When I was a kid, I played a game where if I lost a hole, I had to carry my bag and my opponent’s bag for the next hole. Now that’s some skin in the game! It was totally embarrassing to have to pack double bags for the next hole. Today, when I play with my friends at home, we play a regular best ball match with extra money for birdies, greenies (closest to the hole on par threes), up and down sandies, and a game called “bullets”.
Bullets are birdie, or par putts outside the length of the flagstick. These are the critical length putts that Tour winners usually make a lot of. Having more on the line “sharpens the sword” and teaches us how to let go when the pressure is on.

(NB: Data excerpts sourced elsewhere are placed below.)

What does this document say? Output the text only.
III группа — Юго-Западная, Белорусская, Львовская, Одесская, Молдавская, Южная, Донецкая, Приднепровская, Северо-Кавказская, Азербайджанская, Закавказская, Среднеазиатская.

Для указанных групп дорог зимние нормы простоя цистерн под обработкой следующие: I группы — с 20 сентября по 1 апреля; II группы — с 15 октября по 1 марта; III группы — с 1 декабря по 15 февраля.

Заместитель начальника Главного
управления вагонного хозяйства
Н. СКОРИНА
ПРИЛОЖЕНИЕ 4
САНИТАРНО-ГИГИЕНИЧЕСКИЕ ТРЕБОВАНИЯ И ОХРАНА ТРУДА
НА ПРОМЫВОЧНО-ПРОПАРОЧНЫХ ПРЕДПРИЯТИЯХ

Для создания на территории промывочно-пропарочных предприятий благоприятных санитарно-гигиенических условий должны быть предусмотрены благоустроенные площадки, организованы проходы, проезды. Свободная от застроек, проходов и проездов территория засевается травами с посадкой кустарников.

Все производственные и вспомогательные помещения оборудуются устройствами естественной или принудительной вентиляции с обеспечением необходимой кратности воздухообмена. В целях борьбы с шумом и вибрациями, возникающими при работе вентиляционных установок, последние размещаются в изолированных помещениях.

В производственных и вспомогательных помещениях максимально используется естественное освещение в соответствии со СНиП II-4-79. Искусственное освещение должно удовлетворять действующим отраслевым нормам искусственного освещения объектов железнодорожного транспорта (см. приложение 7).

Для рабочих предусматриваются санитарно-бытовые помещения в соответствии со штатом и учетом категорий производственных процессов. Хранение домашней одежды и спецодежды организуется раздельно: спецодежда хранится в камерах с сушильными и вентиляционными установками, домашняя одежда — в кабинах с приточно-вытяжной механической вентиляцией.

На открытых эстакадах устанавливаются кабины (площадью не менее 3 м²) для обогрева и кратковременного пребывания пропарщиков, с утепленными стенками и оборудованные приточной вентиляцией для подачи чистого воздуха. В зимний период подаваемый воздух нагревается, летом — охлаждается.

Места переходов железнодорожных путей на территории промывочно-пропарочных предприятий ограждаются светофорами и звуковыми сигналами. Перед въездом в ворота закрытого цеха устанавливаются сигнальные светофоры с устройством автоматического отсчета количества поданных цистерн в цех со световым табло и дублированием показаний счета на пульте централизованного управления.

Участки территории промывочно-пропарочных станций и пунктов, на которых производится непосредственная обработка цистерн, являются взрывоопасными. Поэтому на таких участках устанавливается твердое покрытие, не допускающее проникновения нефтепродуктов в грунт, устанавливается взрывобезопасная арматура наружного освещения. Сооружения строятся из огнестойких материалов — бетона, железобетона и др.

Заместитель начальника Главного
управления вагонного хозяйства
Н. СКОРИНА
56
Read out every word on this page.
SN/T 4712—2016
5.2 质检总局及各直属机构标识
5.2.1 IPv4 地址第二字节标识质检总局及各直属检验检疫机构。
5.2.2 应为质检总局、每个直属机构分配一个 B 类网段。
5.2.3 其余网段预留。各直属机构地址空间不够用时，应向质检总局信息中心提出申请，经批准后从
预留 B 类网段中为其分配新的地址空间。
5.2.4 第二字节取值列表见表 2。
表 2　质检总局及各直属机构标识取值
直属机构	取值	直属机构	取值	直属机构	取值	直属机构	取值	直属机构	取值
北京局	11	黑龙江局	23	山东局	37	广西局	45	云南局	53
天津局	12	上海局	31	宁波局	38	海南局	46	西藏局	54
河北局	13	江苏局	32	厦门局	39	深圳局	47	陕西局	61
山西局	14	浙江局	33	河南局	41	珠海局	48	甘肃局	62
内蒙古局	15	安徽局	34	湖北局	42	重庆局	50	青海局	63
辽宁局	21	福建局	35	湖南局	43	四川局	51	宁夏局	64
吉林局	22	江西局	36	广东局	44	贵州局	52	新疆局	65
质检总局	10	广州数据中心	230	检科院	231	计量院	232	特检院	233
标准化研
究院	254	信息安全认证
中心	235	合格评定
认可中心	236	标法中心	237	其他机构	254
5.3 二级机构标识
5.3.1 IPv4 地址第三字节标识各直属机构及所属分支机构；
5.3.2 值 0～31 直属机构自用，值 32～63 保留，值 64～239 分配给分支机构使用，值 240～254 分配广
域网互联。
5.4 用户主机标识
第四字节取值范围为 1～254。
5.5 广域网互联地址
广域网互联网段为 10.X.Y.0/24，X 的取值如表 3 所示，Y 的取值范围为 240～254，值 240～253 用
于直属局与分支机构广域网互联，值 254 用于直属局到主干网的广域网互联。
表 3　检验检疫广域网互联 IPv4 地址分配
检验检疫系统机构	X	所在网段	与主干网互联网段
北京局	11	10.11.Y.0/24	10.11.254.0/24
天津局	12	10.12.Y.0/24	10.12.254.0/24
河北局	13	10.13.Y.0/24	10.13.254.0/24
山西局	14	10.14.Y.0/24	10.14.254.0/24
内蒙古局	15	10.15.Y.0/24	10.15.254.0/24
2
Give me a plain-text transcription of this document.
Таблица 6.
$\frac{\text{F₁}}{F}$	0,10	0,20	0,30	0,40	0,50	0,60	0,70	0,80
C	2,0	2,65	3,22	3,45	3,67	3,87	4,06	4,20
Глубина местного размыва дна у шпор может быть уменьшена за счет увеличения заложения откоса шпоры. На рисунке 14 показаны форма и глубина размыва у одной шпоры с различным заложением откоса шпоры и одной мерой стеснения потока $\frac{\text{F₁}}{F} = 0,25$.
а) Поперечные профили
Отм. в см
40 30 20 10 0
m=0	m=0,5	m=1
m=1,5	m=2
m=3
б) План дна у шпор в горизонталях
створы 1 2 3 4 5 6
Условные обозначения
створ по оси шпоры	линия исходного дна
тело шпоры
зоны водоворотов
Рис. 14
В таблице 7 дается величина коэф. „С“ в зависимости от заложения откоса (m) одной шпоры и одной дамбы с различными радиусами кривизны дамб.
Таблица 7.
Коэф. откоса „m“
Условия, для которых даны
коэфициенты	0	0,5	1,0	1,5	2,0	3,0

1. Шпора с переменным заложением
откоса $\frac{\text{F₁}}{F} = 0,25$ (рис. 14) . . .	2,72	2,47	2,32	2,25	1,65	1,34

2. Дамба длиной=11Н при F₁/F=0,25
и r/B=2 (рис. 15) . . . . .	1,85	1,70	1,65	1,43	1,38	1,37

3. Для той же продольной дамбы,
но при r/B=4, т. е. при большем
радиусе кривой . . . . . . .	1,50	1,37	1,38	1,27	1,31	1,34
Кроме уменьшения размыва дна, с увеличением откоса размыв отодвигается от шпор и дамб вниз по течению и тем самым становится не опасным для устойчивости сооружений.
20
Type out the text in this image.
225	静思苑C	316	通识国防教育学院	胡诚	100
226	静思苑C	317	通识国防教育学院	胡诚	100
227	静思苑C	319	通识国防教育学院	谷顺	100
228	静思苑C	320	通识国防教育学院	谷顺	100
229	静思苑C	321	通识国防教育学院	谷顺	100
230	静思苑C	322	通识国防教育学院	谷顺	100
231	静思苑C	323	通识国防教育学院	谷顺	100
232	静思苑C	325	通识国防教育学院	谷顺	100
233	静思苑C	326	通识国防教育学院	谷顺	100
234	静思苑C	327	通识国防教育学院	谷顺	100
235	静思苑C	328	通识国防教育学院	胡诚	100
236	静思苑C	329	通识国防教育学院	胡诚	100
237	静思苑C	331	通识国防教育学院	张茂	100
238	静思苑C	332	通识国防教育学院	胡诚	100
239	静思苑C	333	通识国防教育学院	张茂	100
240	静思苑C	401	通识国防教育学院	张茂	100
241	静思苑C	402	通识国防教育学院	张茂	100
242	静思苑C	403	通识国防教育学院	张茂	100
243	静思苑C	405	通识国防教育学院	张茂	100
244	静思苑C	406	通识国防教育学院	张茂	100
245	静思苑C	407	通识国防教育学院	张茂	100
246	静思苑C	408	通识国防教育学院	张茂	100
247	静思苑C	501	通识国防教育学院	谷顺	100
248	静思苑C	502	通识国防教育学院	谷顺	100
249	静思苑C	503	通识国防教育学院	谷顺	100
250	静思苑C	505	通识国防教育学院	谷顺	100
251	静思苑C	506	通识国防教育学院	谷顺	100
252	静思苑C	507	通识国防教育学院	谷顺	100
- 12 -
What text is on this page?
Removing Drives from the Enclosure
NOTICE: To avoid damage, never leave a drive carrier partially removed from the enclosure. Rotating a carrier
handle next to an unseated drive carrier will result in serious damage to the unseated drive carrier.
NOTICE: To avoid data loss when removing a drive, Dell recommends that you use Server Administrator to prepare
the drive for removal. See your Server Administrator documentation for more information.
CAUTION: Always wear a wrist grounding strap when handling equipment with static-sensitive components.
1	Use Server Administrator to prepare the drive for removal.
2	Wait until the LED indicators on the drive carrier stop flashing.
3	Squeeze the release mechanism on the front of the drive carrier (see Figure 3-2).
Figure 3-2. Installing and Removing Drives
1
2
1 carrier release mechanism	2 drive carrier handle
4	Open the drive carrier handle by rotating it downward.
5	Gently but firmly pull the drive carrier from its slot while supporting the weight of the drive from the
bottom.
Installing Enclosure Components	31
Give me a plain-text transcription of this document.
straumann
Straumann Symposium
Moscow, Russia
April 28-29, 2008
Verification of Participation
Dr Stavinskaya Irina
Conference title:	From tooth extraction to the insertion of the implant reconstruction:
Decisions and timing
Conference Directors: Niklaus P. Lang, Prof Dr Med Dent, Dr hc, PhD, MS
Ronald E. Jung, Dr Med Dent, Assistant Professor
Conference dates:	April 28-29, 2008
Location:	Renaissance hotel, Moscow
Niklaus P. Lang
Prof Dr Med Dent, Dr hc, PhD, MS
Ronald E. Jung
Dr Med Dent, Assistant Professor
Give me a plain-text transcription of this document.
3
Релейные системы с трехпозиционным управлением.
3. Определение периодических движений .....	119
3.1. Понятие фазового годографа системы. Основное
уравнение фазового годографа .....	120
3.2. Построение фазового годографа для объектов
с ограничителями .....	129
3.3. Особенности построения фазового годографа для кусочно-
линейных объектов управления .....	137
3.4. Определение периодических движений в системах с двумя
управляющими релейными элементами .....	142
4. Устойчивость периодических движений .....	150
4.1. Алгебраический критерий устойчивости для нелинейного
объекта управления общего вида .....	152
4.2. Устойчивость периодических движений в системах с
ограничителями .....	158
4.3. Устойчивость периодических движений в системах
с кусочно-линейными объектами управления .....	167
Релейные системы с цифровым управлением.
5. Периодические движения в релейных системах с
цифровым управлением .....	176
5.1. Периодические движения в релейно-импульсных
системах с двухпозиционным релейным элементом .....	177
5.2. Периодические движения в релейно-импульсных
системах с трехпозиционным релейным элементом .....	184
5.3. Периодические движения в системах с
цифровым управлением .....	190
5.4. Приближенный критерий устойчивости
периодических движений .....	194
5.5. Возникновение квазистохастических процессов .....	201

When practicing, spend some time working on your technique and fundamentals, but don’t neglect spending time working on random “tournament like” shots. This is another way to create a scenario of competition, even if you are practicing on your own. Develop and use a full routine on these tournament shots. Pick an imaginary fairway on the driving range and see how many fairways in 10 drives you can hit. See how many 8 irons you can hit on a green. Keep track of the results and try to improve the next practice session. Imagine that there is water four yards left of a flag and hit a safe shot to the right. Imagine that you have a one stroke lead on the last hole and there is water short of a flag on the range. Have a competition with a friend hitting these shots on the range. On the practice putting green, challenge yourself to make 20 in a row from 3’. The first few will seem easy, but the last few will get your attention. If you miss, you have to start over.
It’s difficult to truly simulate the pressure you will feel in an important tournament. However, incorporating competition into your practice definitely helps prepare you and keeps fun.